What is a Castlevania game? A miserable little pile of secrets.

Yet enough talk. Haveatreview!

. . .

Yes.

The latest 2D Castlevania game is called Castlevania: Aria of Sorrow. It’s by Konami, and it’s been available for almost a year now, for your Gameboy Advance. Konami’s been making a new Gameboy Castlevania game every year since the Gameboy Advance’s release in 2000, so chances are that this year they’ll release another one. They tend to come out in the summer, though no one really knows for sure. At E3, they may just debut another new Gameboy Castlevania game, and it’ll no doubt catch high wind from numerous respectable (heh) videogame news resources as "totally" "blowing" all the other Gameboy Advance Castlevania games “out of the water." The "water" image won’t have any significance, though, knowing the writers for some of these websites, they’ll sure pretend it’s there. And this is half of our problem.

What I’m going to address in this editorial, which I suppose we could call a "latereview," is the question of what makes a 2D Castlevania game historically unique. We’re then going to discuss why a Castlevania game should be unique, and, in the end, we’re going to determine how this uniqueness will carry most efficiently into the future.

Though my only previous Castlevania-themed article was rather tongue-in-cheeky, I’m going to be utterly serious about this one. this website has a history of serious and often wordy articles about Castlevania. Our own Eric-Jon is something of an expert in the series. Though I have not written an article about one of the games’ soundtracks, however, shouldn’t lead you to believe that I do not have more than a passing interest in the games. No, no. Like a trained "staff member" for a big "fan website," I’m going to open this with a proper anecdote:

When I was a kid, I played Castlevania.

And now, as mostly an adult, I still play Castlevania. It’s one of the few games I actually do play, to be honest. Whenever there are a lot of games hanging around, if one of them is a Castlevania, chances are I’ll play it. I’d be lying to you if I said that I didn’t spend most of last summer playing and replaying Dracula X for Saturn when I should have been looking for jobs. And I’m going to be completely honest when I say that, also, last year, I wrote six reviews of Castlevania: Aria of Sorrow for six magazines (without getting paid, yet) without playing the game more than five minutes at E3.

Now, however, I have played the game.
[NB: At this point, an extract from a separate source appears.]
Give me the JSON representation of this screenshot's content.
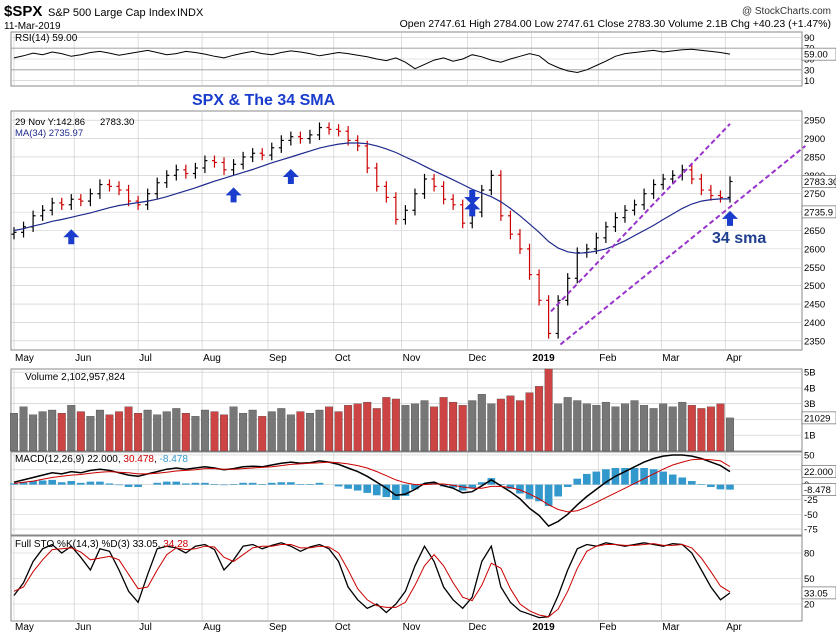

I will avoid cracking at how most "journalists," really, despite disclaimers in their magazines or on their websites, don’t actually play through the games, either; they’re just in the profession for the free games, period, even if they never play them. I will not claim it makes me special, that I have played through this game and beaten it three times, between Seoul, Korea, Kuala Lumpur, Malaysia, and Tokyo, Japan. Rather, I’m going to just launch into bashing the ever-loving hell out of the game’s storyline with a sledgehammer, and then I’m going to get into something else. Or maybe I’ll do the something else first, I don’t know. If we can get Brandon Sheffield to play the game on his Gameboy Player and then write a review which focuses entirely on graphics, we’ll have something of a holy trinity of reviews, on this site. That’d really be something.